As the years wore on, many of the old habits remained; the Empire insignia was still put on ships of peaceful intention: the traditions continued because there was nothing to replace them with. In some places the conventions broke down; in others, they endured.

From SPACE SKIMMER by David Gerrold (1972)
Swarm Problems

The good thing is that self-organizing swarm intelligence allows a galactic empire of any size. It is infinitely scaleable.

The bad news is that since is impossible to to have an administrator looking at the big picture, swarm intelligence is vulnerable to a critical flaw. I give you the so called "Ant Mill" aka "Ant Death Spiral."

Offhand, I only see two solutions:

  • Allow infinite scaleability by accepting the price that some galactic units are going to die in ant mills

  • Reduce scaleability by adding some sort of intelligent agents who can see the big picture and break up ant mills

ANT MILL

An ant mill is an observed phenomenon in which a group of army ants, which are blind, are separated from the main foraging party, lose the pheromone track and begin to follow one another, forming a continuously rotating circle. The ants will eventually die of exhaustion.

It has been reproduced in laboratories and has been produced in ant colony simulations. The phenomenon is a side effect of the self-organizing structure of ant colonies. Each ant follows the ant in front of it, which works until something goes wrong, and an ant mill forms.

An ant mill was first described by William Beebe in 1921 who observed a mill 1200 ft (~370 m) in circumference. It took each ant 2.5 hours to make one revolution. Similar phenomena have been noted in processionary caterpillars and fish.

From the Wikipedia entry for ANT MILL
ANT DEATH SPIRAL

A while back this video was making the rounds:

It’s a self-reinforcing circular mill composed of—now here’s a change of pace! – army ants. I thought I’d reintroduce it in honor of this week’s festivities.

The species is Labidus praedator, a swarm-raiding army ant from Central and South America, and these circular mills are a common byproduct of army ant navigation. Labidus is completely blind, so ants in this genus get about by following the insect in front and laying down a chemical trail. The system works well enough in a straight line.

The trouble begins when the ants loop around and intersect their own path. The poor insects end up on a mobius strip of their own making, circling around and around until some either chance to leave the mill and the circle is broken, or they run of steam and perish.
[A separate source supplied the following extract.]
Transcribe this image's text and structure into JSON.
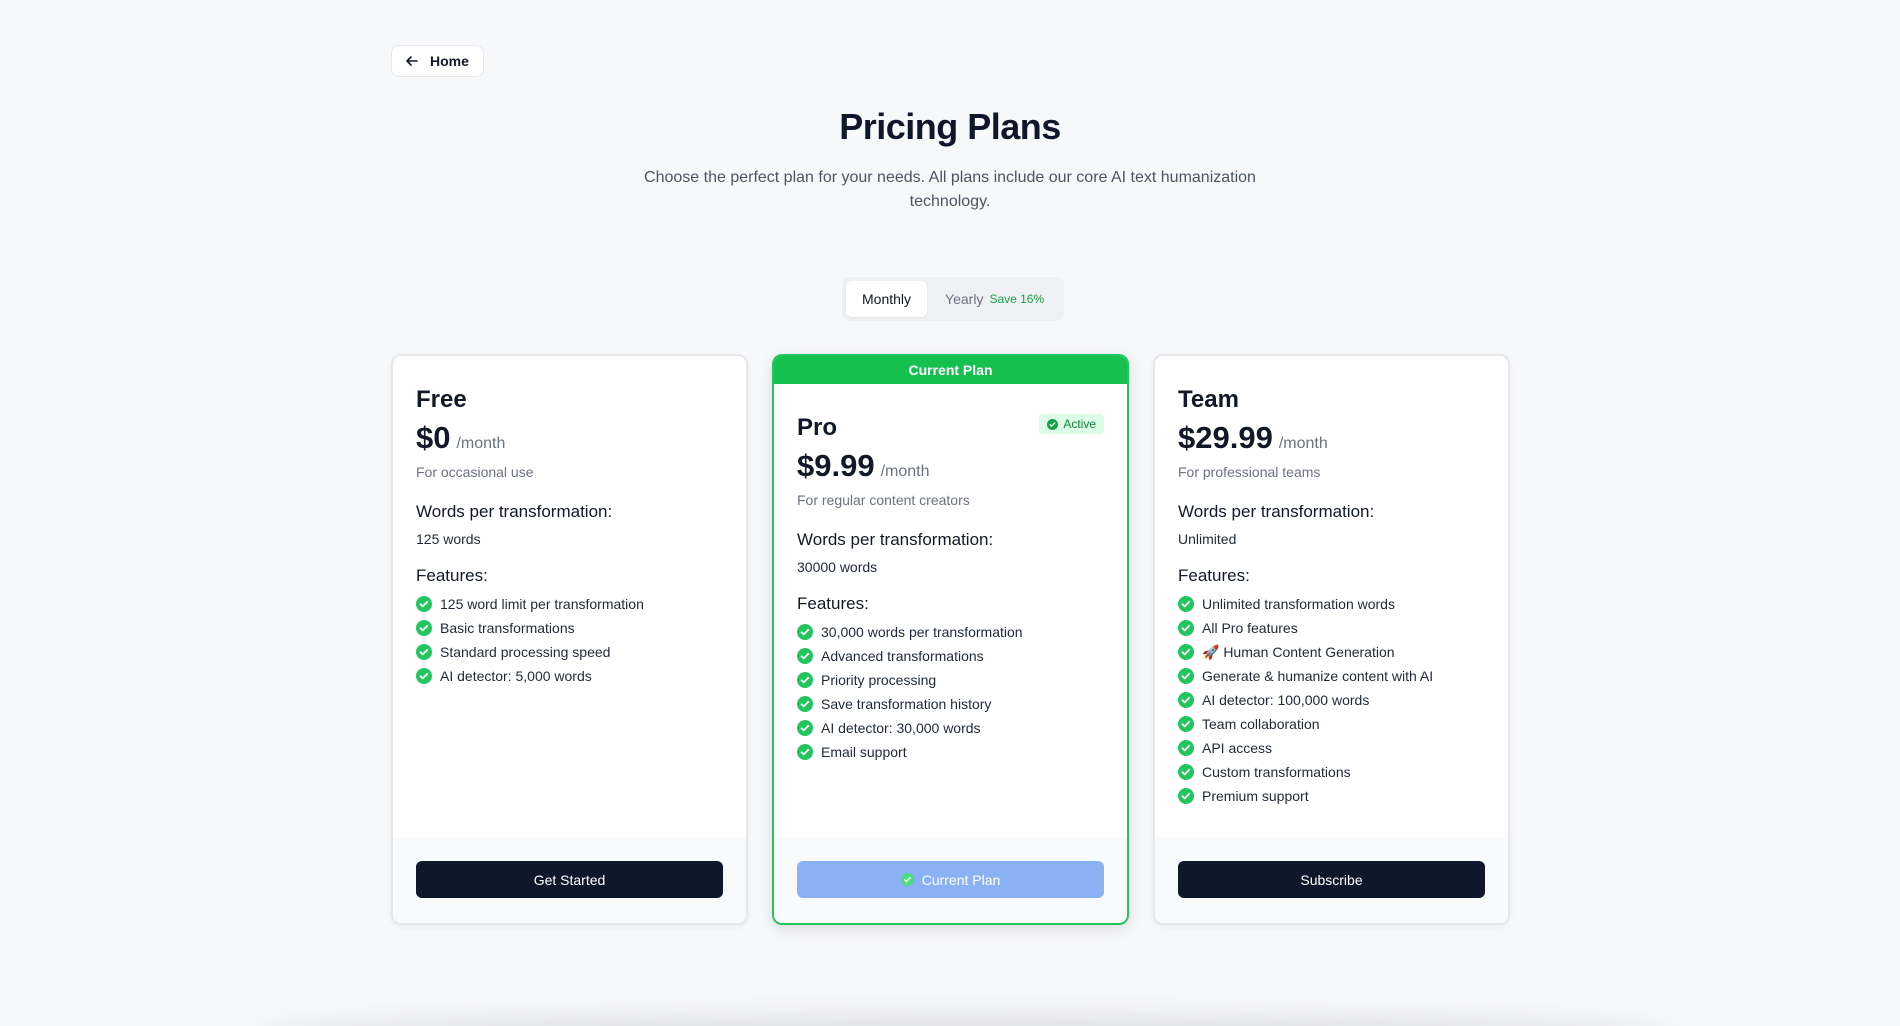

Thus, the Ant Death Spiral. The phenomenon was first noted by pioneering army ant biologist Schneirla, who published a paper on it in 1944 under the less sensational term “circular milling”. Schneirla’s detailed analysis is worth a read, not just for the natural history and a surprising amount of physics, but for a remarkable concluding sentence in which he asserts that people are clearly better than ants.*

In any case, youtube user l314kimo recently created a clever computer simulation showing how the mill arises. A simple set of behavioral rules given to digital ants is enough to recreate the phenomenon:

I used to see ant spirals all the time when I lived in Paraguay, and not just in the field. Labidus has no qualms about raiding through rural houses, and I’d come home to find circles of ants whirling about on top of my plates in the kitchen, or sometimes an intimate ring of 5-6 ants on a coffee mug. Unnaturally round objects, mostly.

You’d think spiral-induced mortality would be selected against, that ants would have evolved a counter-measure to such obviously maladaptive behavior. But army ant colonies are huge, their daily intake immense, their fecundity explosive. A few hundred spinning workers lost around the margins may not make all that much difference.


*”It may be observed that while army ants are constitutionally susceptible to the predominance of circular-column behavior and can be freed from it only by the incidental fact of environmental variation, man is by no means susceptible in the same sense, with his cortical basis for versatile corrective patterns which under encouragement may reduce milling to the minor role of an occasional subway rush.”